I remember one volunteer who served in the 1990’s for several years on TPAC, the metro transportation advisory committee. She described recognizing that her support for pedestrian and cycling infrastructure was a minority view. So she made it her purpose to find a reason at every meeting to mention it. By the time she left the committee members where pitching their projects value to pedestrians and cyclists. She had changed the culture of the professional transportation community in Portland.

Gentle pressure, relentlessly applied.

David Hampsten
David Hampsten
5 days ago
Reply to  Ross Williams

In general PBOT (and all other public agencies – I’m not trying to pick on PBOT on this post) has already decided how it’s going to spend this year’s money – there’s not much “discretionary funding” or room to move around in.

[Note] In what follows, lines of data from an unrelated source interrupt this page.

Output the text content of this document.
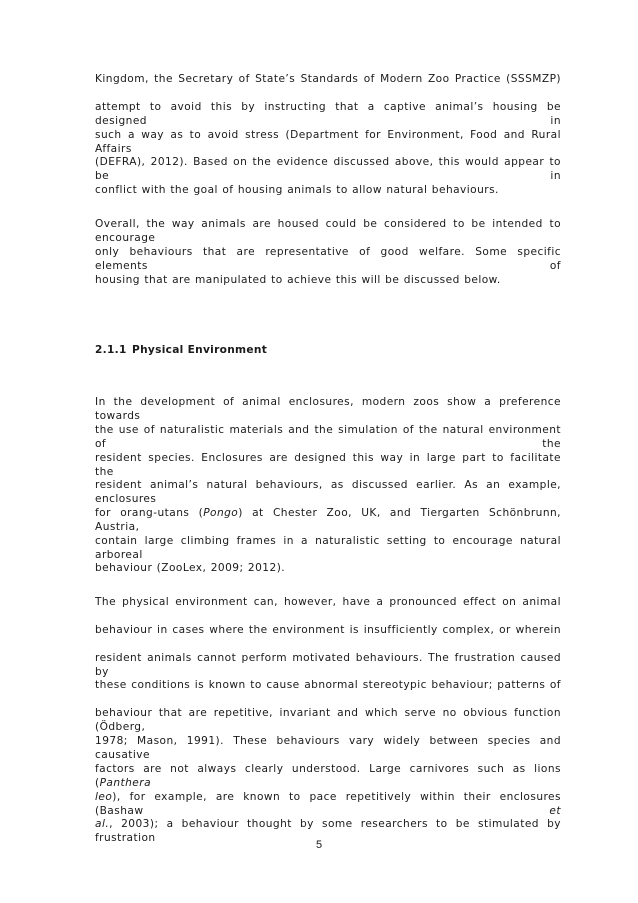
Kingdom, the Secretary of State’s Standards of Modern Zoo Practice (SSSMZP)
attempt to avoid this by instructing that a captive animal’s housing be designed in
such a way as to avoid stress (Department for Environment, Food and Rural Affairs
(DEFRA), 2012). Based on the evidence discussed above, this would appear to be in
conflict with the goal of housing animals to allow natural behaviours.
Overall, the way animals are housed could be considered to be intended to encourage
only behaviours that are representative of good welfare. Some specific elements of
housing that are manipulated to achieve this will be discussed below.
2.1.1 Physical Environment
In the development of animal enclosures, modern zoos show a preference towards
the use of naturalistic materials and the simulation of the natural environment of the
resident species. Enclosures are designed this way in large part to facilitate the
resident animal’s natural behaviours, as discussed earlier. As an example, enclosures
for orang-utans (Pongo) at Chester Zoo, UK, and Tiergarten Schönbrunn, Austria,
contain large climbing frames in a naturalistic setting to encourage natural arboreal
behaviour (ZooLex, 2009; 2012).
The physical environment can, however, have a pronounced effect on animal
behaviour in cases where the environment is insufficiently complex, or wherein
resident animals cannot perform motivated behaviours. The frustration caused by
these conditions is known to cause abnormal stereotypic behaviour; patterns of
behaviour that are repetitive, invariant and which serve no obvious function (Ödberg,
1978; Mason, 1991). These behaviours vary widely between species and causative
factors are not always clearly understood. Large carnivores such as lions (Panthera
leo), for example, are known to pace repetitively within their enclosures (Bashaw et
al., 2003); a behaviour thought by some researchers to be stimulated by frustration
5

Most of next year’s money has also been earmarked but there’s a bit of extra funds that haven’t yet been committed anywhere – the “discretionary funds” that politicians latch onto, and if you are a smart neighborhood activist or modal nonprofit, you too look at those funds covetously. The further down the pipeline you look, the more funds that are available that aren’t yet “committed” for any one project (or to pay debt on past projects.) Many of us who served on the various BACs and other committees would try to maneuver those funds towards our organizations, districts, or perceived constituents (for me, “bicyclists in East Portland”), but some of us would actually try to plan 5, 10, even 20 years into the future, get projects onto the TSP, STIP, MTIP, and neighborhood plans so that when an opportunity came up (and they inevitably eventually will, you gotta have faith), we would be ready to grab this federal grant, that state grant, even local matching SDC funds, part of that slimy back-room wheeling and dealing that Fred’s fig leaf covers. I still periodically see projects that we got into past PBOT budgets a decade ago finally getting built, it often takes that long, but you have to be patient – and generally the people who stay on these committees year after year are VERY patient – those who leave after a year or two are utterly discouraged by the slow pace of change, and I get that, but good luck on trying to change the internal bureaucratic systems.

Keith
Keith
5 days ago

Disappointing but not surprising. PBOT has had a severe allergy to public involvement for a long time. The bureau prefers to unilaterally pick improvement projects and spend money as if it belongs to PBOT and not the residents/taxpayers who provided it. The public is generally viewed as an annoyance – not a partner.

maccoinnich
5 days ago

“PBOT did seem to just treat the committee as obligatory rather than a place to truly get advice or ideas. So in the end I guess we’re all just getting our time back.”

This was exactly my feeling at the end my time on the Bicycle Advisory Committee.